A similar eagle is in the al-Sabah collection, Kuwait (Marylin Jenkins (ed.), Islamic Art from the Kuwait National Museum, the Al-Sabah Collection, London, 1982, p.133; also Manuel Keene and Salam Kaoukji, Treasury of the World, London, 2001, no.8.38, p.108). In the first publication it was catalogued as "North India, Probably 18th Century" which was later revised to "Probably Deccan, later 16th/1st quarter 17th century". Both our eagle, and the Al-Sabah eagle have ruby beaks from which is suspended a single pearl. A third very similar example was formerly with Spink and Son (Oppi Untract, Traditional Jewelry of India, New York, 1997, no.507, p.237, attributed to late 18th century Tamil Nadu).

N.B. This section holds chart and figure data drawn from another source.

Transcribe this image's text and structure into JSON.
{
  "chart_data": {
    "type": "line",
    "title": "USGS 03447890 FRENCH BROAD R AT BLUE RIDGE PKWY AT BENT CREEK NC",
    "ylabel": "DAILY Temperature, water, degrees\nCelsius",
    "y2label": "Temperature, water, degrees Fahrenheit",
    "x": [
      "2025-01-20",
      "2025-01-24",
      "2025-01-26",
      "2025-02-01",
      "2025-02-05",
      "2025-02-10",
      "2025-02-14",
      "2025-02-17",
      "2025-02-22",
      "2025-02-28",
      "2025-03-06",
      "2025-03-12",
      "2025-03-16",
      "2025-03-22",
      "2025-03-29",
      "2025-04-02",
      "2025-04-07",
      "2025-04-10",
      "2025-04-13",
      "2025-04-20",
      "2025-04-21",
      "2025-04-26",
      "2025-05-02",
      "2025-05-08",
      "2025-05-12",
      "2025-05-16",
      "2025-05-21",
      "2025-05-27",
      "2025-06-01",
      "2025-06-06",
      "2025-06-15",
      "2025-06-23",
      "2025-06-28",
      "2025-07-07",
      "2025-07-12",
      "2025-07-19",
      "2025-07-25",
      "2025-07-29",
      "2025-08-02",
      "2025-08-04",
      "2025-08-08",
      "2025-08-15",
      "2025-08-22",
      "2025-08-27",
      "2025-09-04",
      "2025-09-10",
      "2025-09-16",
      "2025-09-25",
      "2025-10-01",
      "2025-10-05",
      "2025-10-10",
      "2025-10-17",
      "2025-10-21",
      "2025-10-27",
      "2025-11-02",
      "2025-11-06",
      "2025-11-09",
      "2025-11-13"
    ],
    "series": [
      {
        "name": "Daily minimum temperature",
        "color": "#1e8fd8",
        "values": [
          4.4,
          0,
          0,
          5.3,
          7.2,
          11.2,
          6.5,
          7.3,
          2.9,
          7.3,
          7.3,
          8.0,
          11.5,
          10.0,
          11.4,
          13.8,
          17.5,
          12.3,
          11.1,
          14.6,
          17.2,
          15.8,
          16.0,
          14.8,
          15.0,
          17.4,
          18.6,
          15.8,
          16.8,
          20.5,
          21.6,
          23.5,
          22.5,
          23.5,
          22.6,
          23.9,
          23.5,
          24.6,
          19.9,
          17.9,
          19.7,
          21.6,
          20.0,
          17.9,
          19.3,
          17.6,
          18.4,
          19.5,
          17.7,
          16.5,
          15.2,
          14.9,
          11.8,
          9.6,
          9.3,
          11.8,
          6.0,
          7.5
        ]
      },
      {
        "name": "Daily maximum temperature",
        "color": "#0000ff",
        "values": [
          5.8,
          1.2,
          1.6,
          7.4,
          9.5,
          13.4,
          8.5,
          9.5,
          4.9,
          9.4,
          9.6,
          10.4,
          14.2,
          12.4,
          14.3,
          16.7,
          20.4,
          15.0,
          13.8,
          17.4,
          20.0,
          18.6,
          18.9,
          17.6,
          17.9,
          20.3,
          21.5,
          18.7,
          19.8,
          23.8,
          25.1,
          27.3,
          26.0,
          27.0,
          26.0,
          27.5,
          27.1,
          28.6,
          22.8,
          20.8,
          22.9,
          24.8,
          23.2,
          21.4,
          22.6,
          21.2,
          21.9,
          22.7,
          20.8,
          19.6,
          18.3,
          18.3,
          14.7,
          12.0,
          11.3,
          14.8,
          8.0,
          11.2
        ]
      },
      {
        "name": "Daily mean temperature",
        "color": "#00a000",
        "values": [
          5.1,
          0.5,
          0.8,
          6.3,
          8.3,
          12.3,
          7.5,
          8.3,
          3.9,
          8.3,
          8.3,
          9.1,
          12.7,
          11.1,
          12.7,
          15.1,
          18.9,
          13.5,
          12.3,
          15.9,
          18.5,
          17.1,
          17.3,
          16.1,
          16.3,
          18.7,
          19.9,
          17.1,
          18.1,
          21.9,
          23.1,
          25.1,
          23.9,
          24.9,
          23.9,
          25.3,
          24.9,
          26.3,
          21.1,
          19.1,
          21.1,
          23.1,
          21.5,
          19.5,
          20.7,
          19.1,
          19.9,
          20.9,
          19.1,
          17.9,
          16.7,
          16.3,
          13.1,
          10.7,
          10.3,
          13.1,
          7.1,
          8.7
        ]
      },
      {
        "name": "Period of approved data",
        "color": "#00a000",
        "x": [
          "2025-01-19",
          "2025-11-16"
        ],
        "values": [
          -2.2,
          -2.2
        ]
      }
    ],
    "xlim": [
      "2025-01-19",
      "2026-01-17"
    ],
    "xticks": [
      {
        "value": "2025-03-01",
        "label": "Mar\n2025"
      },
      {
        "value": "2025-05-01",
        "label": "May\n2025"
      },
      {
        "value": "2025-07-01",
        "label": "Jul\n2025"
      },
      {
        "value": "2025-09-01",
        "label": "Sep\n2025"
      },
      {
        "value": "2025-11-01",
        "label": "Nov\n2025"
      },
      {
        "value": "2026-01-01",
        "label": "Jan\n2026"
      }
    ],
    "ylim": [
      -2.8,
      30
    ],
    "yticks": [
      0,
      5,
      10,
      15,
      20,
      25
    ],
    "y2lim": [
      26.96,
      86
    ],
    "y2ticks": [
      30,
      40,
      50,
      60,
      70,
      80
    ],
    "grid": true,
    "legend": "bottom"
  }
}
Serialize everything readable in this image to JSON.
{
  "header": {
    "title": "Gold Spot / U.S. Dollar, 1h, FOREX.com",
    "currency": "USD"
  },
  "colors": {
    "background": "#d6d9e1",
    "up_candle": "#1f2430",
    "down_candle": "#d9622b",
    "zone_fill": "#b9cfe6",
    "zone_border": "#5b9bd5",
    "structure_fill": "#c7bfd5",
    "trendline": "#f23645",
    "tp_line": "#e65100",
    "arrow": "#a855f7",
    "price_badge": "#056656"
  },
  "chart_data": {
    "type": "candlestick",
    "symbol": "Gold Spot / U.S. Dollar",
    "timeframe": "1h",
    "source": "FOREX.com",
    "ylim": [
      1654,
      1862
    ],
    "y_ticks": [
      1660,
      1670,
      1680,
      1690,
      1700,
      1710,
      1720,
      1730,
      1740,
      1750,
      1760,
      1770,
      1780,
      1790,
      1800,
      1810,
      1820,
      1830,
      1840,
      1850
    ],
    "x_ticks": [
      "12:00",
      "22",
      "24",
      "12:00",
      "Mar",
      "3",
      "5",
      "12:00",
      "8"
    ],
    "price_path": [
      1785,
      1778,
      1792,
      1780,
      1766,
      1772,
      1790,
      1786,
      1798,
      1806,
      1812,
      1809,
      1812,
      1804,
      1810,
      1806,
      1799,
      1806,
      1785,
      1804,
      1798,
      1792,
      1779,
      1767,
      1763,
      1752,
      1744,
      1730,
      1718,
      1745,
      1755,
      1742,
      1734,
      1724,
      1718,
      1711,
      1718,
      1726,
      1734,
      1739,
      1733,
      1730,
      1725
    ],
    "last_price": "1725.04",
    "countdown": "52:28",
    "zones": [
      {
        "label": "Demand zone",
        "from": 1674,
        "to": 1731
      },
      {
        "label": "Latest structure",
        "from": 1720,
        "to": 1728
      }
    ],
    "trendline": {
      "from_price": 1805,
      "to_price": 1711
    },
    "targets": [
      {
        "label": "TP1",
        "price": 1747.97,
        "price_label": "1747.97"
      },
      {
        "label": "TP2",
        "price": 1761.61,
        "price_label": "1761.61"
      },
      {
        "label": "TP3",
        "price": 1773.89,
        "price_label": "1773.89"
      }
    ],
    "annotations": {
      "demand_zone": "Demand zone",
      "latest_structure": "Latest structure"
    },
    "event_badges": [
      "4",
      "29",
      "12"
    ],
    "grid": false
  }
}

Another similar example is in the Khalili Collection (J.M. Rogers, The Arts of Islam. Treasures from the Nasser D. Khalili Collection, Abu Dhabi, 2008, no.442, pp.368-69). In the catalogue entry for the Khalili eagle, Rogers mentions that the heraldic stance was popular in European jewellery of the high Middle Ages and the Renaissance, and it is very probable that these eagles reflect a tradition established by Italian craftsmen working at the Mughal court in the 17th century (Rogers, op.cit., p.369).